Just yesterday, I stopped the car at a crosswalk to let a very pregnant
woman cross in front of us. I said to Frost:
Me: Her baby will be born quite soon. She is very pregnant.
Frost: Maybe she is just fat.
Me: No, when you see a woman who has a very big belly like that but she is
very skinny everywhere else you can guess she is pregnant.
Frost: Oh.
Me: Lets wish her baby a blessing for a good birth.
Frost: Mmm, lets send him wishes that he doesn't die.
Me: He's not going to die! Almost all babies are fine being born.
Frost: Well, lets send him blessings that he doesn't have a heart defect.
Me: [thinking fast] We can send him the wish to have a good doctor if he
has a heart problem.
Frost: Ok. He will be fine.
Uh oh. I notice that Frost is very matter-of-fact about death and its risks. When I was a young girl my grandmother died slowly of breast cancer. Nobody spoke about death or what was happening and I lived for years in fear that I secretly had breast cancer [and was a rare pediatric case - as a preteen I even looked it up in a medical dictionary] but in my tragic narrative nobody knew I was dying all the time.
I think that children can cope best with fears when they have the freedom to air their worries with us. Remember, they have no context or perspective by which to measure the relative risk of anything and we can help contain a fear - even a very real fear of death - and make it manageable because, ultimately, even death IS something children can face.

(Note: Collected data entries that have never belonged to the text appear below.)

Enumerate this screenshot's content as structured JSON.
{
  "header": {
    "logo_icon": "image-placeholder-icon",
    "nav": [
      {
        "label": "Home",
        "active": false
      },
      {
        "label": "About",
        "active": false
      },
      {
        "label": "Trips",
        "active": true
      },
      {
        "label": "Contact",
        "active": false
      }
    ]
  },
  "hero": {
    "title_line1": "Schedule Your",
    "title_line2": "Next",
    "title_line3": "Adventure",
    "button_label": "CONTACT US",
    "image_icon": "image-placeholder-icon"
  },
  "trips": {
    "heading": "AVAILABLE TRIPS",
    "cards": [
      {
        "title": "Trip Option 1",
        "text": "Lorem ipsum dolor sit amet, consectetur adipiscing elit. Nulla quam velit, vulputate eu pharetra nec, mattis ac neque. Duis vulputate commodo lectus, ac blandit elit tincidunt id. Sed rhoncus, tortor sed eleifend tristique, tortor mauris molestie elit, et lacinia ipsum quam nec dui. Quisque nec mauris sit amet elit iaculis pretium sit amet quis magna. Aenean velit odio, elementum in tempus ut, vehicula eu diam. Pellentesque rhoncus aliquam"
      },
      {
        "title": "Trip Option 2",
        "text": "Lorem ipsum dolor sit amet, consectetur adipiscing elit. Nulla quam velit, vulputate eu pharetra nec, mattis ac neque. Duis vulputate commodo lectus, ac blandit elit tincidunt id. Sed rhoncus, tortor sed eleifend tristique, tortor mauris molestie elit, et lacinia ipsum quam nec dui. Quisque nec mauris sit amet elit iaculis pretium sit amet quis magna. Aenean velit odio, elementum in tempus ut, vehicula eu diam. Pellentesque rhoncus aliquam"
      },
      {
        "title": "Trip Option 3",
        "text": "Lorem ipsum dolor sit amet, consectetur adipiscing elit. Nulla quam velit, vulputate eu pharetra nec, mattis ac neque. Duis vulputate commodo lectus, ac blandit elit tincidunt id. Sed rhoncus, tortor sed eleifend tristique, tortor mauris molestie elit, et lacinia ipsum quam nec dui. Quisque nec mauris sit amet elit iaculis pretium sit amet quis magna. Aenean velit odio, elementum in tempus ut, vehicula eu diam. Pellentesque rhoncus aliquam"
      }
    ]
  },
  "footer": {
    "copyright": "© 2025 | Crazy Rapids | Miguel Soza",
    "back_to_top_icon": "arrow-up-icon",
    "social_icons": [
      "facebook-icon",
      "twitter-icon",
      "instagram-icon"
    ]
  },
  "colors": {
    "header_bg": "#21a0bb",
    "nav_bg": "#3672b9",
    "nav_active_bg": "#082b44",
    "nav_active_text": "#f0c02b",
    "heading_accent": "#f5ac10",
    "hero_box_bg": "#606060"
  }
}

I think children do well with facts but are always alert for the currents of anxiety which can cause them to disbelieve platitudes.
Another example from our lives is when I told Frost to remember to wash his hands so Wren didn't get a cold because if he gets flu or a bad cough now his November 7th surgery date may get bumped. Frost said "and then he will die?"

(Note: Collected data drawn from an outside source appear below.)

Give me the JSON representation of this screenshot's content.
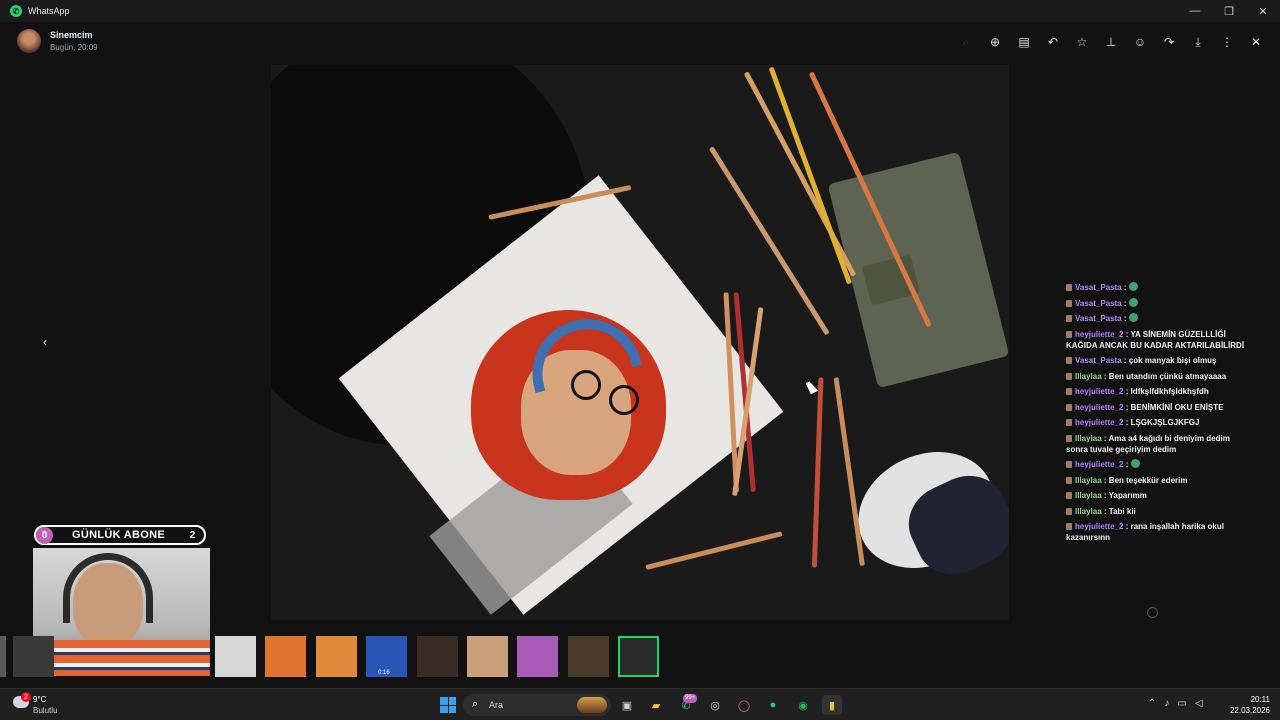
{
  "window": {
    "app_title": "WhatsApp",
    "controls": [
      "—",
      "❐",
      "✕"
    ]
  },
  "header": {
    "contact_name": "Sinemcim",
    "timestamp": "Bugün, 20:09",
    "icons": [
      "search-icon",
      "zoom-in-icon",
      "go-to-message-icon",
      "reply-icon",
      "star-icon",
      "pin-icon",
      "react-icon",
      "forward-icon",
      "download-icon",
      "more-icon",
      "close-icon"
    ]
  },
  "media": {
    "nav_prev": "‹"
  },
  "subscriber_widget": {
    "left_count": "0",
    "label": "GÜNLÜK ABONE",
    "right_count": "2"
  },
  "chat": [
    {
      "user": "Vasat_Pasta",
      "color": "#a78bfa",
      "text": "",
      "emoji": true
    },
    {
      "user": "Vasat_Pasta",
      "color": "#a78bfa",
      "text": "",
      "emoji": true
    },
    {
      "user": "Vasat_Pasta",
      "color": "#a78bfa",
      "text": "",
      "emoji": true
    },
    {
      "user": "heyjuliette_2",
      "color": "#b57bff",
      "text": "YA SİNEMİN GÜZELLLİĞİ KAĞIDA ANCAK BU KADAR AKTARILABİLİRDİ",
      "emoji": false
    },
    {
      "user": "Vasat_Pasta",
      "color": "#a78bfa",
      "text": "çok manyak bişi olmuş",
      "emoji": false
    },
    {
      "user": "lllaylaa",
      "color": "#8fd88f",
      "text": "Ben utandım çünkü atmayaaaa",
      "emoji": false
    },
    {
      "user": "heyjuliette_2",
      "color": "#b57bff",
      "text": "ldfkşlfdkhfşldkhşfdh",
      "emoji": false
    },
    {
      "user": "heyjuliette_2",
      "color": "#b57bff",
      "text": "BENİMKİNİ OKU ENİŞTE",
      "emoji": false
    },
    {
      "user": "heyjuliette_2",
      "color": "#b57bff",
      "text": "LŞGKJŞLGJKFGJ",
      "emoji": false
    },
    {
      "user": "lllaylaa",
      "color": "#8fd88f",
      "text": "Ama a4 kağıdı bi deniyim dedim sonra tuvale geçiriyim dedim",
      "emoji": false
    },
    {
      "user": "heyjuliette_2",
      "color": "#b57bff",
      "text": "",
      "emoji": true
    },
    {
      "user": "lllaylaa",
      "color": "#8fd88f",
      "text": "Ben teşekkür ederim",
      "emoji": false
    },
    {
      "user": "lllaylaa",
      "color": "#8fd88f",
      "text": "Yaparımm",
      "emoji": false
    },
    {
      "user": "lllaylaa",
      "color": "#8fd88f",
      "text": "Tabi kii",
      "emoji": false
    },
    {
      "user": "heyjuliette_2",
      "color": "#b57bff",
      "text": "rana inşallah harika okul kazanırsınn",
      "emoji": false
    }
  ],
  "thumbnails": {
    "items": [
      {
        "color": "#5b5b5b",
        "duration": ""
      },
      {
        "color": "#3a3a3a",
        "duration": ""
      },
      {
        "color": "#d7d7d7",
        "duration": ""
      },
      {
        "color": "#e0732e",
        "duration": ""
      },
      {
        "color": "#e08a3a",
        "duration": ""
      },
      {
        "color": "#2a55b8",
        "duration": "0:16"
      },
      {
        "color": "#3a2c24",
        "duration": ""
      },
      {
        "color": "#caa07a",
        "duration": ""
      },
      {
        "color": "#a85ab8",
        "duration": ""
      },
      {
        "color": "#4a3a2a",
        "duration": ""
      },
      {
        "color": "#2a2a2a",
        "duration": ""
      }
    ],
    "selected_index": 10
  },
  "taskbar": {
    "weather_temp": "9°C",
    "weather_desc": "Bulutlu",
    "weather_badge": "2",
    "search_placeholder": "Ara",
    "whatsapp_badge": "99+",
    "time": "20:11",
    "date": "22.03.2026"
  }
}
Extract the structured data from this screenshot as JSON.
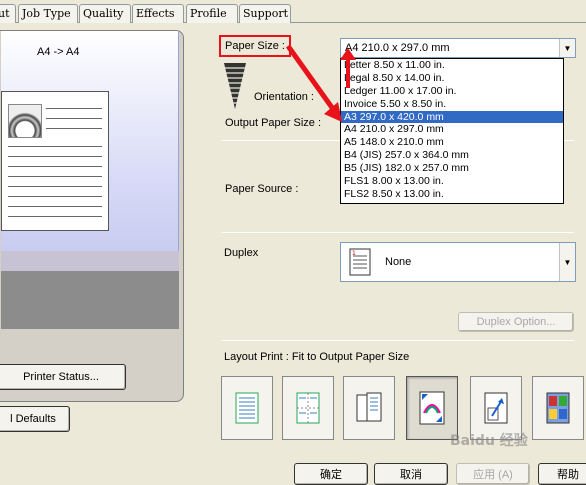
{
  "tabs": [
    "ut",
    "Job Type",
    "Quality",
    "Effects",
    "Profile",
    "Support"
  ],
  "preview": {
    "label": "A4 -> A4"
  },
  "buttons": {
    "printer_status": "Printer Status...",
    "defaults": "l Defaults",
    "duplex_option": "Duplex Option..."
  },
  "settings": {
    "paper_size_label": "Paper Size :",
    "paper_size_value": "A4   210.0 x 297.0 mm",
    "orientation_label": "Orientation :",
    "output_paper_size_label": "Output Paper Size :",
    "paper_source_label": "Paper Source :",
    "duplex_label": "Duplex",
    "duplex_value": "None",
    "layout_print_label": "Layout Print :  Fit to Output Paper Size"
  },
  "dropdown_options": [
    "Letter   8.50 x 11.00 in.",
    "Legal   8.50 x 14.00 in.",
    "Ledger   11.00 x 17.00 in.",
    "Invoice   5.50 x 8.50 in.",
    "A3   297.0 x 420.0 mm",
    "A4   210.0 x 297.0 mm",
    "A5   148.0 x 210.0 mm",
    "B4 (JIS)   257.0 x 364.0 mm",
    "B5 (JIS)   182.0 x 257.0 mm",
    "FLS1   8.00 x 13.00 in.",
    "FLS2   8.50 x 13.00 in."
  ],
  "selected_index": 4,
  "footer": {
    "ok": "确定",
    "cancel": "取消",
    "apply": "应用 (A)",
    "help": "帮助"
  },
  "watermark": "Baidu 经验",
  "colors": {
    "highlight": "#e8121a",
    "selection": "#316ac5"
  }
}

"No," I explained. "Then we will have to pay a lot more money to change our airfares and find another date for surgery and to manage without Granny because she will only be here from Australia for a month at most."
"Oh," said Frost "So if he gets a cold we will be poor?"
I realize I have to spell out repercussions very carefully to avoid placing the weight of the world on his shoulders.